Ich bin aus der Welt geschleudert worden wie eine Patrone. Ein dichter Nebel hat sich herabgesenkt, die Erde ist mit gefrorenem Fett verschmiert. Ich spüre, wie die Stadt pulsiert, als wäre sie ein eben aus einem warmen Leib entferntes Herz. Die Fenster meines Hotels eitern, in der Luft ist ein stickiger, beißender Gestank wie von brennenden Chemikalien. Bei einem Blick auf die Seine sehe ich Schmutz und Verzweiflung, ertrinkende Straßenlampen, erstickende Männer und Frauen, die Brücken bedeckt mit Häusern, Schlachthäusern der Liebe. Ein Mann steht an eine Mauer gelehnt, eine Ziehharmonika vor seinen Bauch geschnallt. Seine Hände sind an den Gelenken abgeschnitten, aber die Ziehharmonika windet sich zwischen seinen Stümpfen wie ein Sack voll Schlangen.

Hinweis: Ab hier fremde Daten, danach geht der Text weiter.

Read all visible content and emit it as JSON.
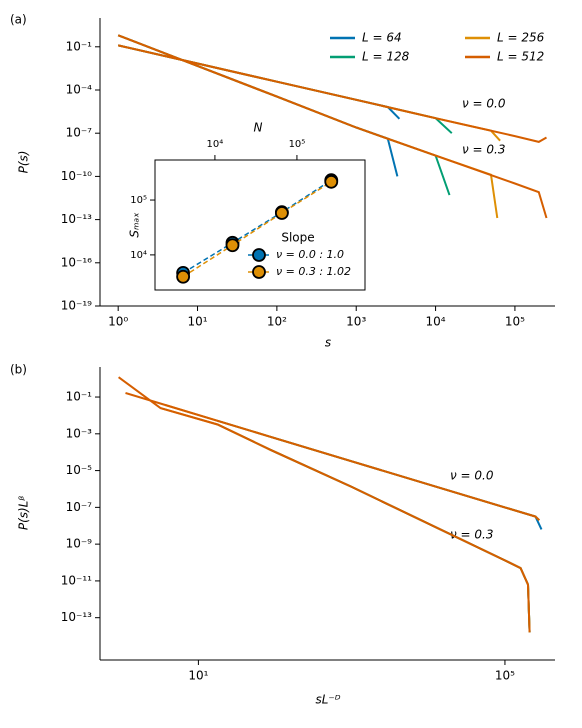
{
  "chart_data": [
    {
      "type": "line",
      "panel_label": "(a)",
      "x_label": "s",
      "y_label": "P(s)",
      "xscale": "log",
      "yscale": "log",
      "xlim": [
        0.59,
        320000
      ],
      "ylim": [
        1e-19,
        10
      ],
      "xticks": [
        {
          "value": 1,
          "label": "10⁰"
        },
        {
          "value": 10,
          "label": "10¹"
        },
        {
          "value": 100,
          "label": "10²"
        },
        {
          "value": 1000,
          "label": "10³"
        },
        {
          "value": 10000,
          "label": "10⁴"
        },
        {
          "value": 100000,
          "label": "10⁵"
        }
      ],
      "yticks": [
        {
          "value": 0.1,
          "label": "10⁻¹"
        },
        {
          "value": 0.0001,
          "label": "10⁻⁴"
        },
        {
          "value": 1e-07,
          "label": "10⁻⁷"
        },
        {
          "value": 1e-10,
          "label": "10⁻¹⁰"
        },
        {
          "value": 1e-13,
          "label": "10⁻¹³"
        },
        {
          "value": 1e-16,
          "label": "10⁻¹⁶"
        },
        {
          "value": 1e-19,
          "label": "10⁻¹⁹"
        }
      ],
      "annotations": [
        "ν = 0.0",
        "ν = 0.3"
      ],
      "legend": "upper right",
      "series": [
        {
          "name": "L = 64",
          "color": "#0173b2",
          "curves": [
            {
              "x": [
                1,
                10,
                100,
                1000,
                2500,
                3500
              ],
              "values": [
                0.126,
                0.0069,
                0.00038,
                2.1e-05,
                6.6e-06,
                1e-06
              ]
            },
            {
              "x": [
                1,
                10,
                100,
                1000,
                2500,
                3300
              ],
              "values": [
                0.63,
                0.0047,
                3.5e-05,
                2.5e-07,
                4.2e-08,
                1e-10
              ]
            }
          ]
        },
        {
          "name": "L = 128",
          "color": "#029e73",
          "curves": [
            {
              "x": [
                1,
                10,
                100,
                1000,
                10000,
                16000
              ],
              "values": [
                0.126,
                0.0069,
                0.00038,
                2.1e-05,
                1.1e-06,
                1e-07
              ]
            },
            {
              "x": [
                1,
                10,
                100,
                1000,
                10000,
                15000
              ],
              "values": [
                0.63,
                0.0047,
                3.5e-05,
                2.5e-07,
                2.8e-09,
                5e-12
              ]
            }
          ]
        },
        {
          "name": "L = 256",
          "color": "#de8f05",
          "curves": [
            {
              "x": [
                1,
                10,
                100,
                1000,
                10000,
                50000,
                65000
              ],
              "values": [
                0.126,
                0.0069,
                0.00038,
                2.1e-05,
                1.1e-06,
                1.5e-07,
                3e-08
              ]
            },
            {
              "x": [
                1,
                10,
                100,
                1000,
                10000,
                50000,
                60000
              ],
              "values": [
                0.63,
                0.0047,
                3.5e-05,
                2.5e-07,
                2.8e-09,
                1.3e-10,
                1.3e-13
              ]
            }
          ]
        },
        {
          "name": "L = 512",
          "color": "#d55e00",
          "curves": [
            {
              "x": [
                1,
                10,
                100,
                1000,
                10000,
                100000,
                200000,
                250000
              ],
              "values": [
                0.126,
                0.0069,
                0.00038,
                2.1e-05,
                1.1e-06,
                6.3e-08,
                2.5e-08,
                5e-08
              ]
            },
            {
              "x": [
                1,
                10,
                100,
                1000,
                10000,
                100000,
                200000,
                250000
              ],
              "values": [
                0.63,
                0.0047,
                3.5e-05,
                2.5e-07,
                2.8e-09,
                3.2e-11,
                8e-12,
                1.3e-13
              ]
            }
          ]
        }
      ]
    },
    {
      "type": "scatter",
      "x_label": "N",
      "y_label": "Sₘₐₓ",
      "xscale": "log",
      "yscale": "log",
      "xlim": [
        1860,
        676000
      ],
      "ylim": [
        2290,
        537000
      ],
      "xticks": [
        {
          "value": 10000,
          "label": "10⁴"
        },
        {
          "value": 100000,
          "label": "10⁵"
        }
      ],
      "yticks": [
        {
          "value": 10000,
          "label": "10⁴"
        },
        {
          "value": 100000,
          "label": "10⁵"
        }
      ],
      "legend_title": "Slope",
      "legend": "lower right",
      "linestyle": "dashed",
      "x": [
        4096,
        16384,
        65536,
        262144
      ],
      "series": [
        {
          "name": "ν = 0.0 : 1.0",
          "color": "#0173b2",
          "values": [
            4700,
            16600,
            60000,
            230000
          ]
        },
        {
          "name": "ν = 0.3 : 1.02",
          "color": "#de8f05",
          "values": [
            4000,
            15000,
            58000,
            215000
          ]
        }
      ]
    },
    {
      "type": "line",
      "panel_label": "(b)",
      "x_label": "sL⁻ᴰ",
      "y_label": "P(s)Lᵝ",
      "xscale": "log",
      "yscale": "log",
      "xlim": [
        0.52,
        450000
      ],
      "ylim": [
        5e-16,
        4.3
      ],
      "xticks": [
        {
          "value": 10,
          "label": "10¹"
        },
        {
          "value": 100000,
          "label": "10⁵"
        }
      ],
      "yticks": [
        {
          "value": 0.1,
          "label": "10⁻¹"
        },
        {
          "value": 0.001,
          "label": "10⁻³"
        },
        {
          "value": 1e-05,
          "label": "10⁻⁵"
        },
        {
          "value": 1e-07,
          "label": "10⁻⁷"
        },
        {
          "value": 1e-09,
          "label": "10⁻⁹"
        },
        {
          "value": 1e-11,
          "label": "10⁻¹¹"
        },
        {
          "value": 1e-13,
          "label": "10⁻¹³"
        }
      ],
      "annotations": [
        "ν = 0.0",
        "ν = 0.3"
      ],
      "series": [
        {
          "color": "#0173b2",
          "curves": [
            {
              "x": [
                87,
                1000,
                100000,
                250000,
                300000
              ],
              "values": [
                0.00069,
                3.2e-05,
                1e-07,
                3.2e-08,
                6.3e-09
              ]
            },
            {
              "x": [
                87,
                1000,
                100000,
                160000,
                200000,
                210000
              ],
              "values": [
                0.000135,
                1.3e-06,
                1.3e-10,
                5e-11,
                6.3e-12,
                1.6e-14
              ]
            }
          ]
        },
        {
          "color": "#029e73",
          "curves": [
            {
              "x": [
                17.8,
                87,
                1000,
                100000,
                250000,
                280000
              ],
              "values": [
                0.0051,
                0.00069,
                3.2e-05,
                1e-07,
                3.2e-08,
                2e-08
              ]
            },
            {
              "x": [
                17.8,
                87,
                1000,
                100000,
                160000,
                200000,
                210000
              ],
              "values": [
                0.0032,
                0.000135,
                1.3e-06,
                1.3e-10,
                5e-11,
                6.3e-12,
                1.6e-14
              ]
            }
          ]
        },
        {
          "color": "#de8f05",
          "curves": [
            {
              "x": [
                3.7,
                17.8,
                87,
                1000,
                100000,
                250000,
                280000
              ],
              "values": [
                0.037,
                0.0051,
                0.00069,
                3.2e-05,
                1e-07,
                3.2e-08,
                2e-08
              ]
            },
            {
              "x": [
                3.2,
                17.8,
                87,
                1000,
                100000,
                160000,
                200000,
                210000
              ],
              "values": [
                0.025,
                0.0032,
                0.000135,
                1.3e-06,
                1.3e-10,
                5e-11,
                6.3e-12,
                1.6e-14
              ]
            }
          ]
        },
        {
          "color": "#d55e00",
          "curves": [
            {
              "x": [
                1.12,
                3.7,
                17.8,
                87,
                1000,
                100000,
                250000,
                280000
              ],
              "values": [
                0.166,
                0.037,
                0.0051,
                0.00069,
                3.2e-05,
                1e-07,
                3.2e-08,
                2e-08
              ]
            },
            {
              "x": [
                0.91,
                3.2,
                17.8,
                87,
                1000,
                100000,
                160000,
                200000,
                210000
              ],
              "values": [
                1.2,
                0.025,
                0.0032,
                0.000135,
                1.3e-06,
                1.3e-10,
                5e-11,
                6.3e-12,
                1.6e-14
              ]
            }
          ]
        }
      ]
    }
  ]
}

Das Weltall ist zusammengeschrumpft. Es ist nur noch einen Häuserblock lang, und es gibt keine Sterne, keine Bäume, keine Flüsse. Die hier wohnenden Menschen sind tot; sie machen Stühle, auf denen andere Menschen in ihren Träumen sitzen. In der Mitte der Straße steht ein Rad, und an der Achse des Rades ist ein Galgen angebracht. Menschen, die bereits tot sind, versuchen wie toll auf den Galgen zu klettern, aber das Rad dreht sich zu rasch …

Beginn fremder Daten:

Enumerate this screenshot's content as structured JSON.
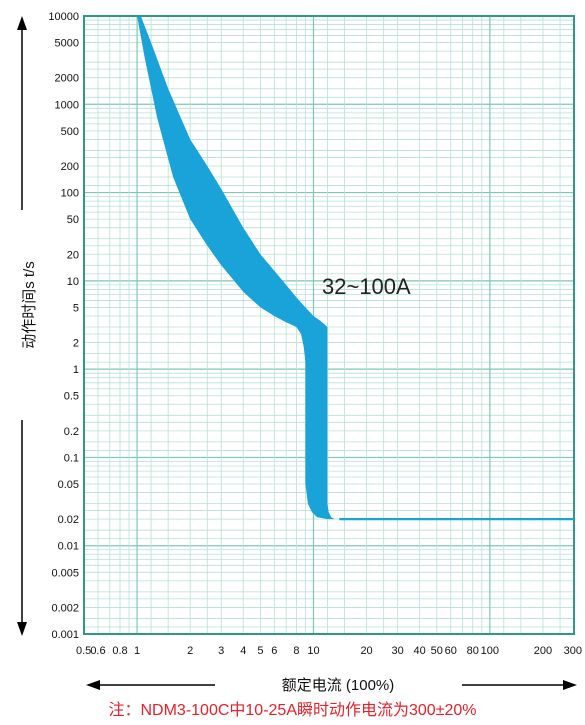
{
  "chart_data": {
    "type": "area",
    "xlabel": "额定电流 (100%)",
    "ylabel": "动作时间s t/s",
    "x_scale": "log",
    "y_scale": "log",
    "xlim": [
      0.5,
      300
    ],
    "ylim": [
      0.001,
      10000
    ],
    "grid": true,
    "x_ticks": [
      "0.5",
      "0.6",
      "0.8",
      "1",
      "2",
      "3",
      "4",
      "5",
      "6",
      "8",
      "10",
      "20",
      "30",
      "40",
      "50",
      "60",
      "80",
      "100",
      "200",
      "300"
    ],
    "y_ticks": [
      "10000",
      "5000",
      "2000",
      "1000",
      "500",
      "200",
      "100",
      "50",
      "20",
      "10",
      "5",
      "2",
      "1",
      "0.5",
      "0.2",
      "0.1",
      "0.05",
      "0.02",
      "0.01",
      "0.005",
      "0.002",
      "0.001"
    ],
    "annotations": [
      "32~100A"
    ],
    "series": [
      {
        "fill_color": "#1aa3d9",
        "upper": {
          "x": [
            1.05,
            1.2,
            1.5,
            2,
            2.5,
            3,
            4,
            5,
            6,
            7,
            8,
            9,
            10,
            11,
            12,
            12,
            12.2,
            12.6,
            13.2,
            14,
            300
          ],
          "y": [
            10000,
            5000,
            1500,
            400,
            200,
            110,
            40,
            20,
            13,
            9,
            6.5,
            5,
            4,
            3.5,
            3,
            0.03,
            0.024,
            0.021,
            0.02,
            0.02,
            0.02
          ]
        },
        "lower": {
          "x": [
            1.0,
            1.1,
            1.3,
            1.6,
            2,
            2.5,
            3,
            4,
            5,
            6,
            7,
            8,
            8.5,
            8.8,
            9,
            9,
            9.3,
            9.8,
            10.5,
            12,
            14
          ],
          "y": [
            10000,
            3500,
            700,
            150,
            50,
            25,
            15,
            7.5,
            5,
            4,
            3.4,
            3,
            2.5,
            1.8,
            1.2,
            0.05,
            0.03,
            0.024,
            0.021,
            0.02,
            0.02
          ]
        }
      }
    ]
  },
  "footnote": "注：NDM3-100C中10-25A瞬时动作电流为300±20%"
}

Etwas mußte kommen, um mich wieder mit mir in Einklang zu bringen. Gestern abend entdeckte ich es: Papini . Es ist mir gleich, ob er ein Chauvinist, ein kleiner Christusableger oder ein kurzsichtiger Pedant ist. Für einen Mann, der Schiffbruch erlitten hat, ist er großartig.
Die Bücher, die er gelesen hat – als Achtzehnjähriger! Nicht nur Homer, Dante, Goethe, nicht nur Aristoteles, Platon, Epiktet, nicht nur Rabelais, Cervantes, Swift, nicht nur Walt Whitman, Edgar Allan Poe, Baudelaire, Villon, Carducci, Manzoni, Lope de Vega, nicht nur Nietzsche, Schopenhauer, Kant, Hegel, Darwin, Spencer, Huxley – nicht nur diese, sondern auch die dazwischenliegende zweite Garnitur. Das auf Seite 18. Alors , auf Seite 232, bricht er zusammen und beichtet. Ich weiß nichts, gesteht er. Ich kenne die Titel, ich habe Bibliographien zusammengetragen, kritische Essays geschrieben, habe verleumdet und gelästert, ich kann fünf Minuten oder fünf Tage reden, aber dann bin ich fertig, ausgequetscht.
Hierauf folgt: «Jedermann will mich sehen. Jedermann besteht darauf, mit mir zu sprechen. Die Leute belästigen mich und andere mit Erkundigungen danach, was ich tue. Wie geht es mir? Bin ich wieder ganz gesund?